NAACP head says US will remain divided until race is addressed

NAACP President and CEO Derrick Johnson told Hill.TV's "Rising" on Thursday that the U.S. will remain divided until it addresses the issue of race, amid revelations that Virginia's governor and attorney general wore blackface at parties in the past. 

"Is it OK to fly a swastika flag over a synagogue? Is it OK to tell women that you need to get back in the kitchens, take off your shoes, and just have babies? Is it OK to be the most offensive you can think of toward individuals who are also equal to you under this Constitution?" Johnson asked Hill.TV's Krystal Ball and Buck Sexton on "Rising." 

Johnson was referring to an Economist/YouGov poll conducted earlier this week that found that 58 percent of white respondents said wearing blackface was "unacceptable," while 16 percent said the practice was "acceptable." Twenty-six percent said they "were not sure." 

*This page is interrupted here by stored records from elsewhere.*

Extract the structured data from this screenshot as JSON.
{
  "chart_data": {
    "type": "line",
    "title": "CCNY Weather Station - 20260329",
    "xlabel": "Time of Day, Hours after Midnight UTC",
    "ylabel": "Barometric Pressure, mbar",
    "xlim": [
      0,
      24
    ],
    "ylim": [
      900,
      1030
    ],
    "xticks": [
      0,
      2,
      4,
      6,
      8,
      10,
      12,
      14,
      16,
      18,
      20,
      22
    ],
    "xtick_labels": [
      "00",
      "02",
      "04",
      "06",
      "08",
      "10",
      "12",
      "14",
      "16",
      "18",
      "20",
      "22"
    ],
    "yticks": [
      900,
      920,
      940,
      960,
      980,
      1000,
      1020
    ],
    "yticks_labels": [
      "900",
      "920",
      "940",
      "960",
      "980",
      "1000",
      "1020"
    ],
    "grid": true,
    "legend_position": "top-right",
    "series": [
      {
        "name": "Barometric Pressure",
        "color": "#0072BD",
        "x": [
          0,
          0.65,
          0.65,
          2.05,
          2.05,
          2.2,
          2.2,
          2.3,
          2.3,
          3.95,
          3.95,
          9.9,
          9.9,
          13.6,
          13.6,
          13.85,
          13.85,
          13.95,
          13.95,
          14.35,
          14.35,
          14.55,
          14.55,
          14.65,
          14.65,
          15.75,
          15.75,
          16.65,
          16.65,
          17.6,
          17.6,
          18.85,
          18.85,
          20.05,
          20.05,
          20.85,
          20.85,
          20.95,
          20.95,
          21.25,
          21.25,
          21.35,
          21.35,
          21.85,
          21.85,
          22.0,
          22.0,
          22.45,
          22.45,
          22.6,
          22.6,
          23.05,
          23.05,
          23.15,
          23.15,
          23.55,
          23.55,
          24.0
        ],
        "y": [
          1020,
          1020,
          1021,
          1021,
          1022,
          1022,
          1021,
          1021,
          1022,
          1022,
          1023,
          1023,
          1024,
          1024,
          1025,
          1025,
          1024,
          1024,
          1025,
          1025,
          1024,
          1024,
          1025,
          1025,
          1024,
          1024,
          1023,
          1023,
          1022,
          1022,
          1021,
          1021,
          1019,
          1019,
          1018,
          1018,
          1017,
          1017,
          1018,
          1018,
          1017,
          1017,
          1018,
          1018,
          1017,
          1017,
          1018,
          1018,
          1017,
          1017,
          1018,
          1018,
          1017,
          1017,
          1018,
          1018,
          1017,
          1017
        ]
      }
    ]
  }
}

"It is not OK. It is not even something we should be polling," Johnson said. "It should be something we're moving beyond to say how do we address this question of race, and get past it." 

"Until we do that, we will be a divided nation, as we've been for a very long time," he said. 

Virginia Attorney General Mark Herring (D) admitted on Wednesday to wearing blackface as an undergraduate in college. Days earlier, Gov. Ralph Northam (D) began facing calls to resign after a photo from his medical school yearbook emerged showing a man in blackface standing next to a man in full Ku Klux Klan robe and hood.